Stillman cleared his throat and said, “On Etla that tree belongs to a rare and, in spite of its lethal fruit, protected species. This one is very old and slow-growing and at most is only a few meters taller than when the young Hewlitt fell from it, and this is a deep and dangerous ravine. If he had climbed to the topmost branches, eaten even a single mouthful of that fruit, and then fallen down here, he would have been dead. Twice.

“I have no wish to offend you,” he went on, looking straight at Hewlitt. “My explanation at the time was that you had been overtined, hungry, and thirsty after playing for many hours in the sun. The sight of the fruit at the top made you try to climb the tree, but gave up the attempt and slid down the slope rather than falling to the bottom. The condition of your clothing at the time, plus the fact that there was not a single scratch or a bruise on you, supports this theory.

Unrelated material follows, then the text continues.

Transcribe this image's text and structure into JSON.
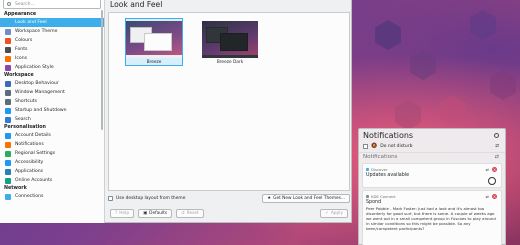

After trying to climb the tree and seeing what you thought was a cluster of edible fruit at the top, you fell asleep so that your memory of the event was a mixture of dreams and reality.

“Sorry,” he ended. “You may not be aware of lying, but neither can you be telling the truth.”

For several minutes the medical team maintained a diplomatic silence while busying themselves with the collection of plant and insect specimens at Murchison’s direction. Hewlitt was well used to the polite disbelief of others, and Stillman was just another doctor who had decided that an overactive imagination was all that ailed him, so his feelings were of irritation and disappointment rather than anger. That was why he was surprised when Pnilicla’s flying showed signs of instability-he knew that it was not his own emotional radiation that was the cause-and less surprised when the empath answered the question before anyone could ask it.

“Friend Fletcher,” it said. “You are radiating high levels of curiosity and excitement. Why?”

The captain was kneeling beside a thick, torpedo-shaped object that was almost hidden by undergrowth and soil washed down from the slopes by rain. Fletcher opened his equipment pack and withdrew what looked like a high-penetration scanner.

“There is evidence of foreign technology here,” he said. “This object is structurally more sophisticated than the other wreckage hereabouts. I’ll be able to tell you more after I’ve had a closer look at the interior.”